For longer tears, you’ll need to do some sewing. In this case, it may be better to visit a professional repair shop but if you’re good with a needle, you could always try to do it yourself.
After this tear is re-sewn, you’ll still have to use a sealant on the new seam to waterproof it.
Canvas Tent Preventative Maintenance
Canvas tents can last a lifetime but they won’t be able to do this by themselves. To get the most out of your canvas tent, you’ll have to do some preventative maintenance.
Here are some thoughts to keep in mind when caring for your canvas tent.
- A canvas tent must be dried out before it is stored.
- Mildew needs to be removed quickly.
- Clean your zipper slides.
- Your zippers may need to be lubricated.
- Metal poles, grommets, and D-rings may need to be lubricated.
- Use a tent footprint.
Put your tent away before it dries out and your tent will develop mold and mildew. This is difficult to remove and it can leave permanent stains on your tent.
If you do find mildew on your canvas tent, remove it quickly. Use a cleaner like Star Brite that is specifically designed to clean canvas. Cleaning agents like bleach, vinegar, and Oxyclean might remove the mildew but they’ll also cause damage to your tent.
You’ll want to clean and lubricate your zipper slides, metal poles, grommets, and D-rings as well.
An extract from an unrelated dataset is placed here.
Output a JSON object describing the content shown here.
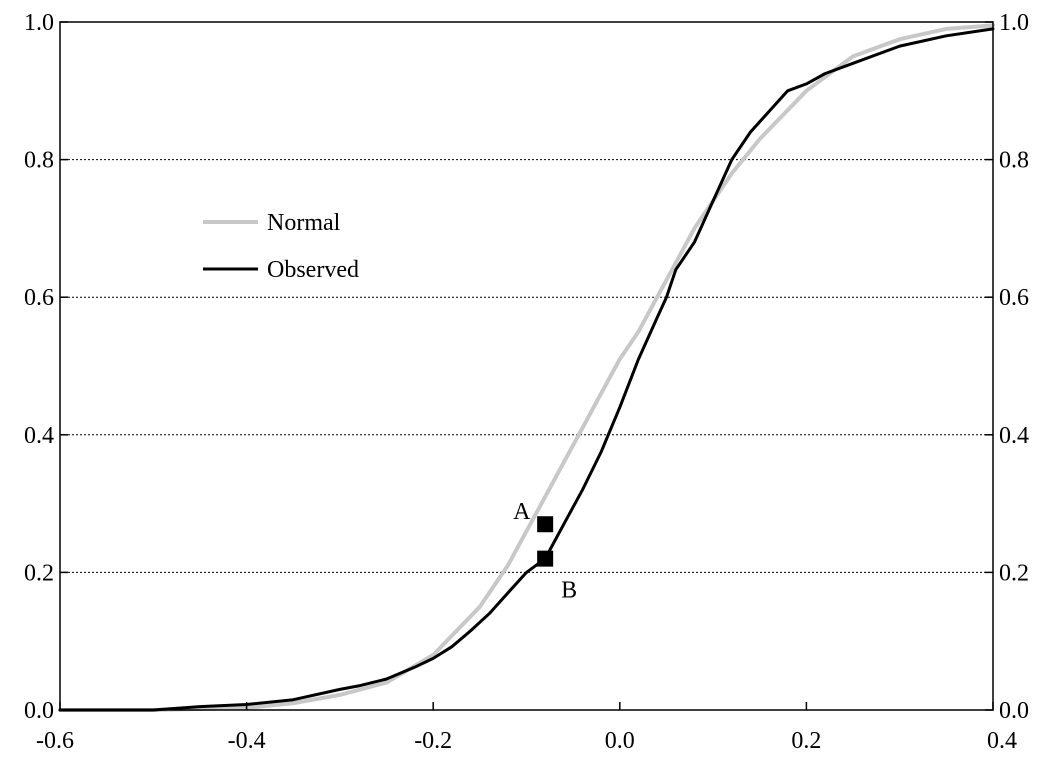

This will keep them from getting rusty and will keep them functioning better as well.
Lastly, consider using a tent footprint underneath your canvas tent. This will reduce the wear and tear on your tent and will reduce the number of repairs you have to make in the future.
Storing a Canvas Tent
- Don’t store your tent in an area of high humidity.
- Don’t store in a high-heat area.
- Don’t leave your tent out in the sun.
A large canvas tent isn’t always the easiest thing to store but it’s important that you store it correctly. Store it somewhere with a lot of humidity and you could easily end up with mold.
Store your canvas tent in an area with high heat and you’ll reduce the longevity of your tent. This is especially true if you leave your tent out in the sun as UV rays will essentially damage everything over time.